In the ancient world, the greatest crime you could commit was a crime against hospitality.
Yes, I just said that being inhospitable was the ultimate crime, and, moreover, one that could bring the wrath of the Gods upon you. In ancient Greek mythology, there is the story of an innkeeper who violated the law of hospitality by murdering (and possibly cooking) his own guests. Rumor of this behavior reached the Gods on Mount Olympus, causing Zeus himself to come down and investigate. Well, to make a long story short, the fool of an innkeeper didn't realize that his guest was a God, and ended up in pretty hot water when he tried to do away with his latest guest at the inn. Unsurprisingly, it is a theme that is repeated quite frequently in Greek mythology: host betrays guest, and the Gods get really pissed-off.
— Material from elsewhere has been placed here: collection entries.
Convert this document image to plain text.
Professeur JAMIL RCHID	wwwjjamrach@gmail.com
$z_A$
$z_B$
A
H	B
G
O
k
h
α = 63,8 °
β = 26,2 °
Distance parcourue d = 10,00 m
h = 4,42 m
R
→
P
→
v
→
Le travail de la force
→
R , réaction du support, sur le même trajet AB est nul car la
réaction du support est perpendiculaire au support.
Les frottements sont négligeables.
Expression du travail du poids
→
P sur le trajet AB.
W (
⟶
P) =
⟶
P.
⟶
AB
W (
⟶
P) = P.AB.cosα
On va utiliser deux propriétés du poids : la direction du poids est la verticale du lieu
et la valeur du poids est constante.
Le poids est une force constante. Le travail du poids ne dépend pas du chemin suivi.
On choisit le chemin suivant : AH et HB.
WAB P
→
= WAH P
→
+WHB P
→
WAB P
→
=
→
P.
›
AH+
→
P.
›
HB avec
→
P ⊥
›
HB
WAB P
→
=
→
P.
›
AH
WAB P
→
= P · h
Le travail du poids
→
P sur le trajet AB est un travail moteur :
A secondary theme in some of these tales is how the Gods often disguise themselves as mortals. While they never outright disclose the fact that they are Gods, mortals are expected to figure it out based on the subtle (not sometimes not so subtle) hints They give out. Dead trees might suddenly spring to life, strange things happen... the usual stuff. Mortals who witnessed such things, and who failed to treat the God with the Godly respect due Him, usually ended up in big-time trouble.
The concept of hospitality worked something like this:
A traveler would show up on your doorstep requesting lodging for the night. Hospitality dictated that you welcome the traveler into your home, offering him food and bed for the night, and when he left in the morning, that you gave him a gift before sending him on his way. One would assume that the gift was something useful on the road, such as bread and dried fruit or cheese, or maybe a wine skin filled with the good stuff.
The reason for this was simple. Homesteads were few and far between, and so were marketplaces where travelers could replenish their stocks. Nights spent in the open wilderness were dangerous. Wolves might attack, or highwaymen. Hospitality was a way of making the road kinder to people who had to travel for some reason of another.
I will say it again; hospitality was sacred.
So now, lets look at the story of Sodom and Gomorrah. On the surface it appears to be a story about two towns that fell so badly into perversion that God Himself decided they had to be wiped off the face of the earth. The story, however, sounds too familiar, and too like those found in other mythology to be simply a tale of two pervert cities. The angels disguised as men arrive in the town and are not recognized for who and what they are. The townsfolk seek to abuse and harm them, instead of offering them safe accommodations. In fact, the townsfolk are depicted as loathsomely as the hospitality-criminals of Greek mythology (who were largely murders and cannibals).
I am going to put it to you that the way the townsfolk are characterized is reflective of what Hebrew society viewed as loathsome, just as the criminals in Greek mythology were reflective of what the Greeks viewed as loathsome. The Hebrews viewed people who practiced sexual licentiousness as particularly revolting, while the ancient Greeks were disgusted by murders and cannibals. However, the moral of the myths in both cultures seems to be that only the types of utter cretins who engage in such acts would dare to treat travelers in such an inhospitable manner. If you have the gall to enrage the Gods by not offering hospitality to travelers, then you are nothing more than a murdering, sexually perverted cannibal. Or at least you deserve to be called one.
And you're probably too stupid to recognize a God when he's on your doorstep, or that your hubris is such that you don't care if the traveler you're abusing is a God who can blast the shit out of your city. Hubris does, of course, mean that you've got the balls to challenge the Gods... .
Like so many other biblical tales, the story of Sodom and Gomorrah is likely just another example of how Hebrew lore appropriated existing tales, and then altered them to reflect a Hebrew-centered world view. In many cases, the tinkering also served to reinforce uniquely Hebrew ideas that were quite alien to the spirit of the originals, as in the tale of Adam and Eve. That tale began life as a story about two humans- both male - tricking the guardian of a sacred grove and robbing it of a sacred artifact. In the Hebrew version,however, it is the humans who are 'tricked', and even more strangely, the human pair are now a man and a woman. Maybe not so strangely, because the narrative is twisted in such a way that the blame falls squarely on the shoulders of the woman who could not resist temptation and then tricked her husband into sin. In other words, in Hebrew hands, the tale becomes a vehicle for a Patriarchal system, something the original story never dreamed of postulating.
The Hebrews, it seems, were the great plagiarists of ancient world, lifting the stories of their 'forefathers' almost wholesale from Babylonian traditions. It is now believed that the great men of ancient Judah and Israel were, in fact, kings and great men of surrounding nations whose stories and lives had been appropriated by the Hebrews.
The moral of this story is, if you want to continue to believe in the Hebraic myth of 'the chosen people', don't read 'The Epic of Gilgamesh', or become familiar with the other myths and legends of the ancient world. If you do, you'll quickly see that the Hebraic version of events is just a knock off of earlier tales.